Problems with SurveyMonkey's A/B test calculator

October 9, 2024 by Aaron Schiff

Yesterday I spent an hour trying to figure out what SurveyMonkey’s “A/B testing calculator for statistical significance” does (please don’t use it). This calculator claims it can be used to test for a statistically significant difference in some proportion measured across two groups, as you might want to do when analysing survey results.

The explanation under the calculator says it does a two-proportion z-test, which is a reasonable statistical test for this case, but I get very different p-values than the calculator produces if I do the same test in R (with the prop.test() function).

The worked example given on the calculator page compares two groups both of size 50,000, with 500 successes (1%) in the first group and 570 (1.14%) in the second group. In explanation of this example it says “z-score is 14%”. That’s not correct. The number of successes in the second group is 14% bigger than in the first group, but that is not the z-score for a z-test. The correct z-score for this example is 2.15.

A further clue comes from clicking on one of the links to another page titled “understanding statistical significance”. Please see the screenshot below from that page (emojis added by me). The formula given is an incorrect expression for a Chi-squared statistic and is definitely not a “formula for statistical significance” that can be used to “definitively state whether or not your data is significant”.

My guess is this is semi-nonsense output from Generative AI. If so it must be a fairly primitive AI as ChatGPT-4o gets this stuff correct, and when I asked ChatGPT about SurveyMonkey’s calculator in my attempt to understand what was happening, ChatGPT was just as confused as I was.

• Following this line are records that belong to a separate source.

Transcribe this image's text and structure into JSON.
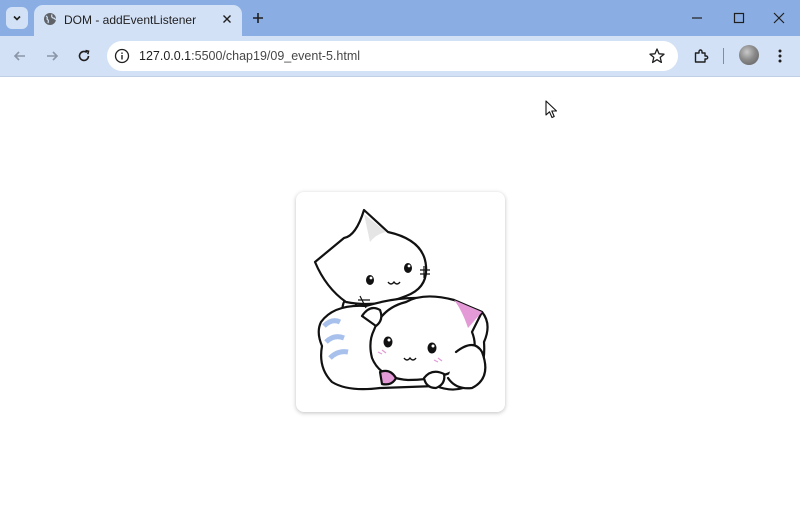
{
  "browser": {
    "tab": {
      "title": "DOM - addEventListener"
    },
    "address_bar": {
      "host": "127.0.0.1",
      "path": ":5500/chap19/09_event-5.html"
    },
    "icons": {
      "tab_search": "chevron-down-icon",
      "favicon": "globe-icon",
      "close": "close-icon",
      "new_tab": "plus-icon",
      "back": "back-arrow-icon",
      "forward": "forward-arrow-icon",
      "reload": "reload-icon",
      "site_info": "info-icon",
      "bookmark": "star-icon",
      "extensions": "puzzle-icon",
      "menu": "kebab-menu-icon"
    },
    "colors": {
      "tab_strip": "#8aaee3",
      "toolbar": "#d3e1f6",
      "page": "#ffffff"
    }
  },
  "page": {
    "image": {
      "subject": "two-kittens-illustration",
      "accent_colors": [
        "#e39ad6",
        "#a7c0ec"
      ]
    }
  }
}
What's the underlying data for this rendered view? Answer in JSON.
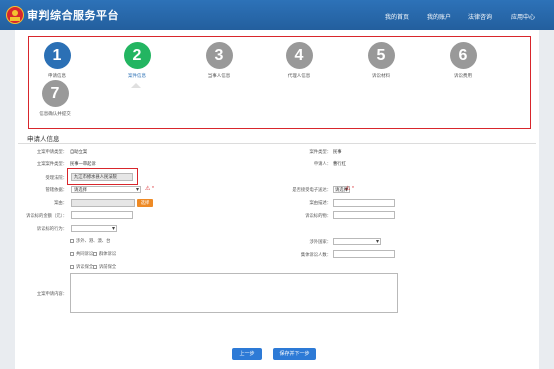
{
  "header": {
    "app_title": "审判综合服务平台",
    "nav": [
      "我的首页",
      "我的账户",
      "法律咨询",
      "应用中心"
    ],
    "colors": {
      "header_bg": "#2d72b8",
      "accent": "#2b70b5"
    }
  },
  "steps": [
    {
      "number": "1",
      "label": "申请信息",
      "color": "#2b70b5"
    },
    {
      "number": "2",
      "label": "案件信息",
      "color": "#23b561"
    },
    {
      "number": "3",
      "label": "当事人信息",
      "color": "#999999"
    },
    {
      "number": "4",
      "label": "代理人信息",
      "color": "#999999"
    },
    {
      "number": "5",
      "label": "诉讼材料",
      "color": "#999999"
    },
    {
      "number": "6",
      "label": "诉讼费用",
      "color": "#999999"
    },
    {
      "number": "7",
      "label": "信息确认并提交",
      "color": "#999999"
    }
  ],
  "form": {
    "section_title": "申请人信息",
    "apply_type": {
      "label": "立案申请类型：",
      "value": "自助立案"
    },
    "case_class": {
      "label": "案件类型：",
      "value": "民事"
    },
    "case_code": {
      "label": "立案案件类型：",
      "value": "民事一审起诉"
    },
    "applicant": {
      "label": "申请人：",
      "value": "曹行红"
    },
    "court": {
      "label": "受理法院：",
      "value": "九江市修水县人民法院"
    },
    "agency": {
      "label": "管辖依据：",
      "value": "请选择"
    },
    "e_delivery": {
      "label": "是否接受电子送达：",
      "value": "请选择"
    },
    "case_cause": {
      "label": "案由：",
      "button": "选择"
    },
    "cause_desc": {
      "label": "案由描述："
    },
    "claim_amount": {
      "label": "诉讼标的金额（元）："
    },
    "claim_object": {
      "label": "诉讼标的物："
    },
    "litigation_act": {
      "label": "诉讼标的行为："
    },
    "foreign_related": {
      "label": "涉外、港、澳、台"
    },
    "foreign_country": {
      "label": "涉外国家："
    },
    "joint_litigation": {
      "label": "共同诉讼"
    },
    "group_litigation": {
      "label": "群体诉讼"
    },
    "litigant_count": {
      "label": "集体诉讼人数："
    },
    "small_claims": {
      "label": "诉讼保全"
    },
    "pre_preservation": {
      "label": "诉前保全"
    },
    "remarks": {
      "label": "立案申请内容："
    }
  },
  "buttons": {
    "prev": "上一步",
    "next": "保存并下一步"
  }
}
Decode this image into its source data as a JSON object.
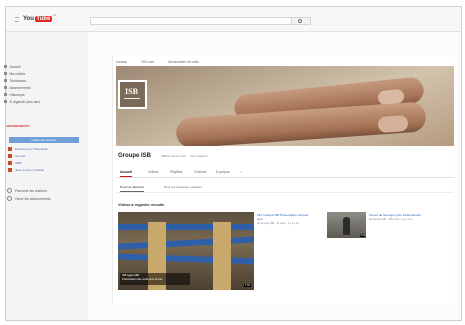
{
  "topbar": {
    "logo_you": "You",
    "logo_tube": "Tube",
    "logo_sup": "FR"
  },
  "sidebar": {
    "nav": [
      {
        "label": "Accueil",
        "icon": "home-icon"
      },
      {
        "label": "Ma chaîne",
        "icon": "user-icon"
      },
      {
        "label": "Tendances",
        "icon": "flame-icon"
      },
      {
        "label": "Abonnements",
        "icon": "subscriptions-icon"
      },
      {
        "label": "Historique",
        "icon": "history-icon"
      },
      {
        "label": "À regarder plus tard",
        "icon": "clock-icon"
      }
    ],
    "subscriptions_heading": "ABONNEMENTS",
    "guide_button": "Guide des chaînes",
    "subscriptions": [
      {
        "label": "Parents pour l'humanité"
      },
      {
        "label": "Groupe"
      },
      {
        "label": "ISBT"
      },
      {
        "label": "Jean-Louis et Juliette"
      }
    ],
    "bottom": [
      {
        "label": "Parcourir les chaînes",
        "icon": "browse-icon"
      },
      {
        "label": "Gérer les abonnements",
        "icon": "settings-icon"
      }
    ]
  },
  "channel": {
    "links": [
      "Cadeau",
      "200 vues",
      "Abonnement de vidéo"
    ],
    "avatar_text": "ISB",
    "title": "Groupe ISB",
    "meta": [
      "Afficher de vos vues",
      "Vous voulez ▾"
    ],
    "tabs": [
      "Accueil",
      "Vidéos",
      "Playlists",
      "Chaînes",
      "À propos"
    ],
    "subtabs": [
      "Pour les abonnés",
      "Pour les nouveaux visiteurs"
    ],
    "section_title": "Vidéos à regarder ensuite",
    "main_video": {
      "caption_line1": "ISB Agglo ABC",
      "caption_line2": "Présentation des outils pour le bois",
      "duration": "1:54"
    },
    "videos": [
      {
        "title": "Film Groupe ISB Présentation l'activité bois",
        "meta": "de Groupe ISB · 1k vues · il y a 1 an"
      },
      {
        "title": "Pinces de Serrage hydro Débordement",
        "meta": "de Groupe ISB · 182 vues · il y a 1 an",
        "duration": "2:04"
      }
    ]
  },
  "colors": {
    "accent": "#cc181e",
    "link": "#1c62b9",
    "guide": "#6f9ed8"
  }
}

This is really disappointing because SurveyMonkey is used and trusted by many people to run surveys and it should do this basic stuff better.

After comparing with several other online A/B testing calculators, I believe that SurveyMonkey’s calculator actually does a Bayesian comparison of the proportions. That’s fine in principle, but it’s a completely different approach to the classical hypothesis test that is described on the calculator page and has a different interpretation. What they call the “p-value” is actually the probability that the group with the lower of the two proportions has a higher proportion than the other group (I think; I still don’t really understand what they are doing).

In summary, the whole thing is a mess and shouldn’t be trusted.